Rue d'Aubagne : Après trois ans le traumatisme est encore bien présent

C’était il y a 3 ans jour pour jour. Le drame de la rue d’Aubagne à Marseille. 2 immeubles vétustes s’effondraient le 5 novembre 2018. Ce matin plusieurs minutes de silence seront observées sur place en mémoire aux 8 victimes. Dans le quartier de nombreux immeubles sont en péril mais plusieurs propriétaires se battent pour rester vivre chez eux.

Rue d'Aubagne
Les marseillais commémorent les victimes de l'accident de la Rue d'Aubagne. Photo de Christophe SIMON / AFP

Marseille se souvient. Les commémorations du 3eme anniversaire de la rue d’Aubagne ce matin. Hommage silencieux et cortège pour saluer la mémoire des 8 victimes de ce drame qui a profondément marqué la ville. Le 5 novembre 2018, 2 immeubles s’effondraient dans la rue d’Aubagne qui est devenue le symbole du mal logement. 3 ans après, les habitants sont loin d’avoir tourné la page, le traumatisme est encore bien présent. Un reportage de Lionel Maillet.

 

Rue d'Aubagne : "des images qui hantent toujours"

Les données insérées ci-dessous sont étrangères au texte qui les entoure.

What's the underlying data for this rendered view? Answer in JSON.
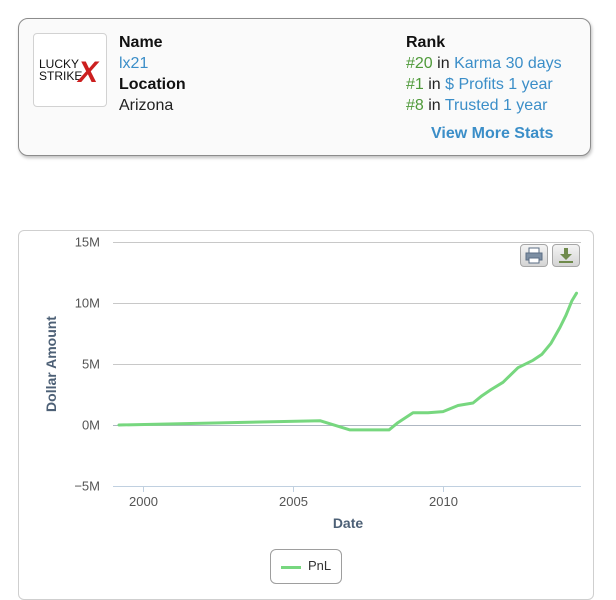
{
  "profile": {
    "logo": {
      "line1": "LUCKY",
      "line2": "STRIKE",
      "mark": "X"
    },
    "name_label": "Name",
    "name_value": "lx21",
    "location_label": "Location",
    "location_value": "Arizona",
    "rank_label": "Rank",
    "ranks": [
      {
        "num": "#20",
        "sep": "in",
        "link": "Karma 30 days"
      },
      {
        "num": "#1",
        "sep": "in",
        "link": "$ Profits 1 year"
      },
      {
        "num": "#8",
        "sep": "in",
        "link": "Trusted 1 year"
      }
    ],
    "view_more": "View More Stats"
  },
  "toolbar": {
    "print_icon": "printer-icon",
    "export_icon": "download-icon"
  },
  "chart_data": {
    "type": "line",
    "title": "",
    "xlabel": "Date",
    "ylabel": "Dollar Amount",
    "xlim": [
      1999.0,
      2014.6
    ],
    "ylim": [
      -5000000,
      15000000
    ],
    "x_ticks": [
      2000,
      2005,
      2010
    ],
    "x_tick_labels": [
      "2000",
      "2005",
      "2010"
    ],
    "y_ticks": [
      -5000000,
      0,
      5000000,
      10000000,
      15000000
    ],
    "y_tick_labels": [
      "−5M",
      "0M",
      "5M",
      "10M",
      "15M"
    ],
    "grid": true,
    "legend": {
      "position": "bottom-center"
    },
    "series": [
      {
        "name": "PnL",
        "color": "#77d77f",
        "x": [
          1999.2,
          2005.9,
          2006.9,
          2008.2,
          2008.5,
          2009.0,
          2009.5,
          2010.0,
          2010.5,
          2011.0,
          2011.3,
          2011.6,
          2012.0,
          2012.5,
          2013.0,
          2013.3,
          2013.6,
          2013.9,
          2014.1,
          2014.3,
          2014.45
        ],
        "y": [
          0,
          350000,
          -400000,
          -400000,
          200000,
          1000000,
          1000000,
          1100000,
          1600000,
          1800000,
          2400000,
          2900000,
          3500000,
          4700000,
          5300000,
          5800000,
          6700000,
          8000000,
          9000000,
          10200000,
          10800000
        ]
      }
    ]
  }
}
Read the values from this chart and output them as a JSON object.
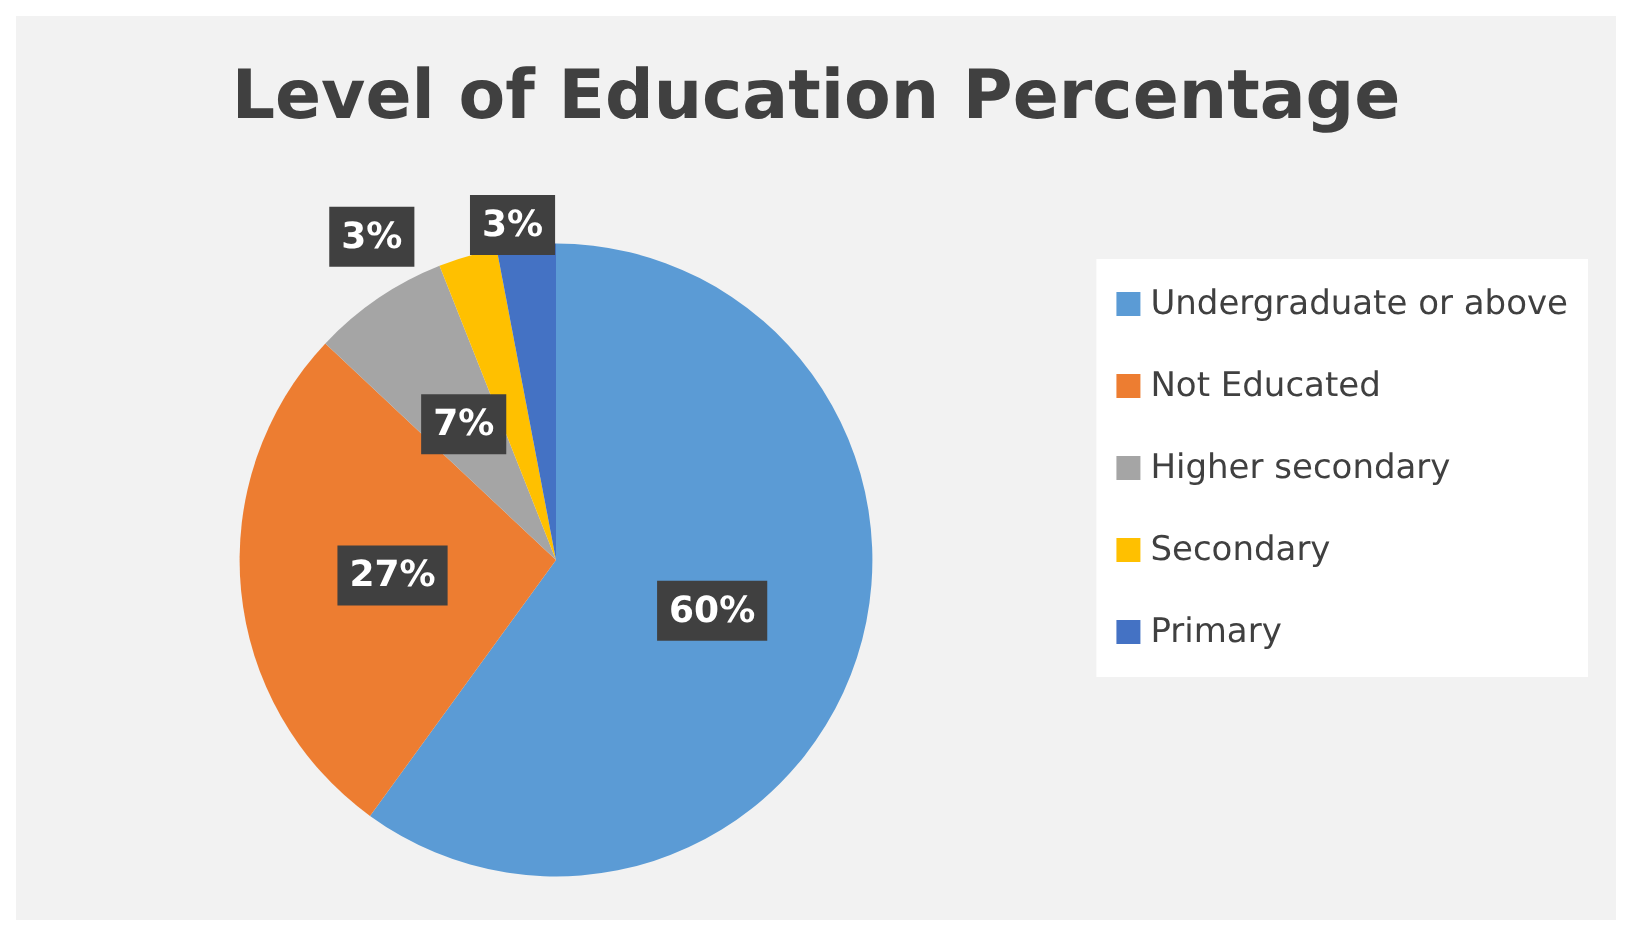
{
  "chart_data": {
    "type": "pie",
    "title": "Level of Education Percentage",
    "categories": [
      "Undergraduate or above",
      "Not Educated",
      "Higher secondary",
      "Secondary",
      "Primary"
    ],
    "values": [
      60,
      27,
      7,
      3,
      3
    ],
    "colors": [
      "#5b9bd5",
      "#ed7d31",
      "#a5a5a5",
      "#ffc000",
      "#4472c4"
    ],
    "value_labels": [
      "60%",
      "27%",
      "7%",
      "3%",
      "3%"
    ],
    "legend": "right"
  }
}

3 ans après, il n’a rien oublié de ce matin du 5 novembre 2018, à 9h05 Frederic Tchalian est brusquement réveillé. "J’ai ressenti comme une secousse. Les murs ont vibré", raconte-t-il. "J’ai ouvert les volets de la cuisine et là j’ai vu cette montagne de gravats. En deux minutes, un pompier qui m’a aperçu à la fenêtre m’a fait évacuer", continue Frédéric Tchalian. "C’est des images qui reviennent et qui me hantent toujours".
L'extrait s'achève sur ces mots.